C'est ce même principe de cartographie réalisée à partir de plusieurs sources qui pourrait être mis en œuvre sur la Lune. Baptisé Lunar Astronaut Spatial Orientation and Information System (LASOIS), le dispositif n'utiliserait pas nécessairement de satellites (en tout cas pas de satellites spécialisés dans le positionnement comme ceux de la constellation GPS) mais des émetteurs-récepteurs au sol, installés sur le module de descente, les installations fixes, les véhicules et les scaphandres des astronautes.

Dans ce schéma, le système d'échanges radio servira d'abord aux communications mais aussi à la navigation.
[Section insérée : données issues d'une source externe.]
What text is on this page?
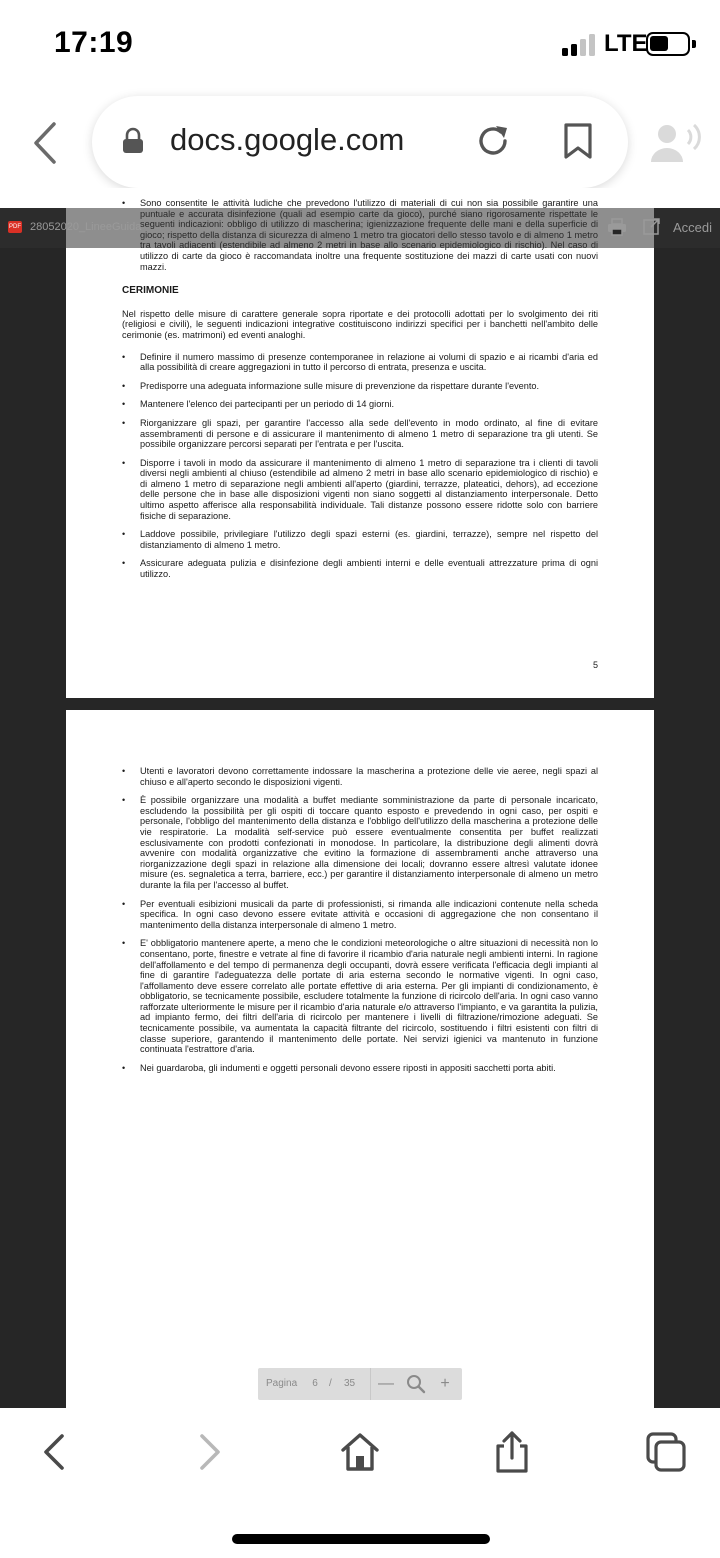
17:19	LTE
docs.google.com
• Sono consentite le attività ludiche che prevedono l'utilizzo di materiali di cui non sia possibile garantire una utilizzo di carte da gioco è raccomandata inoltre una frequente sostituzione dei mazzi di carte usati con nuovi mazzi.
CERIMONIE
Nel rispetto delle misure di carattere generale sopra riportate e dei protocolli adottati per lo svolgimento dei riti (religiosi e civili), le seguenti indicazioni integrative costituiscono indirizzi specifici per i banchetti nell'ambito delle cerimonie (es. matrimoni) ed eventi analoghi.
• Definire il numero massimo di presenze contemporanee in relazione ai volumi di spazio e ai ricambi d'aria ed alla possibilità di creare aggregazioni in tutto il percorso di entrata, presenza e uscita.
• Predisporre una adeguata informazione sulle misure di prevenzione da rispettare durante l'evento.
• Mantenere l'elenco dei partecipanti per un periodo di 14 giorni.
• Riorganizzare gli spazi, per garantire l'accesso alla sede dell'evento in modo ordinato, al fine di evitare assembramenti di persone e di assicurare il mantenimento di almeno 1 metro di separazione tra gli utenti. Se possibile organizzare percorsi separati per l'entrata e per l'uscita.
• Disporre i tavoli in modo da assicurare il mantenimento di almeno 1 metro di separazione tra i clienti di tavoli diversi negli ambienti al chiuso (estendibile ad almeno 2 metri in base allo scenario epidemiologico di rischio) e di almeno 1 metro di separazione negli ambienti all'aperto (giardini, terrazze, plateatici, dehors), ad eccezione delle persone che in base alle disposizioni vigenti non siano soggetti al distanziamento interpersonale. Detto ultimo aspetto afferisce alla responsabilità individuale. Tali distanze possono essere ridotte solo con barriere fisiche di separazione.
• Laddove possibile, privilegiare l'utilizzo degli spazi esterni (es. giardini, terrazze), sempre nel rispetto del distanziamento di almeno 1 metro.
• Assicurare adeguata pulizia e disinfezione degli ambienti interni e delle eventuali attrezzature prima di ogni utilizzo.
5
• Utenti e lavoratori devono correttamente indossare la mascherina a protezione delle vie aeree, negli spazi al chiuso e all'aperto secondo le disposizioni vigenti.
• È possibile organizzare una modalità a buffet mediante somministrazione da parte di personale incaricato, escludendo la possibilità per gli ospiti di toccare quanto esposto e prevedendo in ogni caso, per ospiti e personale, l'obbligo del mantenimento della distanza e l'obbligo dell'utilizzo della mascherina a protezione delle vie respiratorie. La modalità self-service può essere eventualmente consentita per buffet realizzati esclusivamente con prodotti confezionati in monodose. In particolare, la distribuzione degli alimenti dovrà avvenire con modalità organizzative che evitino la formazione di assembramenti anche attraverso una riorganizzazione degli spazi in relazione alla dimensione dei locali; dovranno essere altresì valutate idonee misure (es. segnaletica a terra, barriere, ecc.) per garantire il distanziamento interpersonale di almeno un metro durante la fila per l'accesso al buffet.
• Per eventuali esibizioni musicali da parte di professionisti, si rimanda alle indicazioni contenute nella scheda specifica. In ogni caso devono essere evitate attività e occasioni di aggregazione che non consentano il mantenimento della distanza interpersonale di almeno 1 metro.
• E' obbligatorio mantenere aperte, a meno che le condizioni meteorologiche o altre situazioni di necessità non lo consentano, porte, finestre e vetrate al fine di favorire il ricambio d'aria naturale negli ambienti interni. In ragione dell'affollamento e del tempo di permanenza degli occupanti, dovrà essere verificata l'efficacia degli impianti al fine di garantire l'adeguatezza delle portate di aria esterna secondo le normative vigenti. In ogni caso, l'affollamento deve essere correlato alle portate effettive di aria esterna. Per gli impianti di condizionamento, è obbligatorio, se tecnicamente possibile, escludere totalmente la funzione di ricircolo dell'aria. In ogni caso vanno rafforzate ulteriormente le misure per il ricambio d'aria naturale e/o attraverso l'impianto, e va garantita la pulizia, ad impianto fermo, dei filtri dell'aria di ricircolo per mantenere i livelli di filtrazione/rimozione adeguati. Se tecnicamente possibile, va aumentata la capacità filtrante del ricircolo, sostituendo i filtri esistenti con filtri di classe superiore, garantendo il mantenimento delle portate. Nei servizi igienici va mantenuto in funzione continuata l'estrattore d'aria.
• Nei guardaroba, gli indumenti e oggetti personali devono essere riposti in appositi sacchetti porta abiti.
PDF 28052020_LineeGuida	Accedi
Pagina	6	/ 35 —	+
Les éléments mobiles (les hommes et les véhicules) seront équipés de capteurs de mouvements ou de centrales à inertie, permettant de suivre leurs trajectoires. Les informations seront transmises à un système central qui dressera peu à peu la carte en trois dimensions de l'aire où évolue l'équipe d'astronautes. Ces derniers disposeront sur leur combinaison d'un écran qui affichera une carte, montrant précisément l'endroit où ils se trouvent.

Le projet, sous la direction de Ron Li, dispose d'un budget de 1,2 million de dollars et l'équipe compte mettre au point un prototype en deux ans, qui sera testé dans le désert de Mojave avant d'être confié pour essais à la Nasa.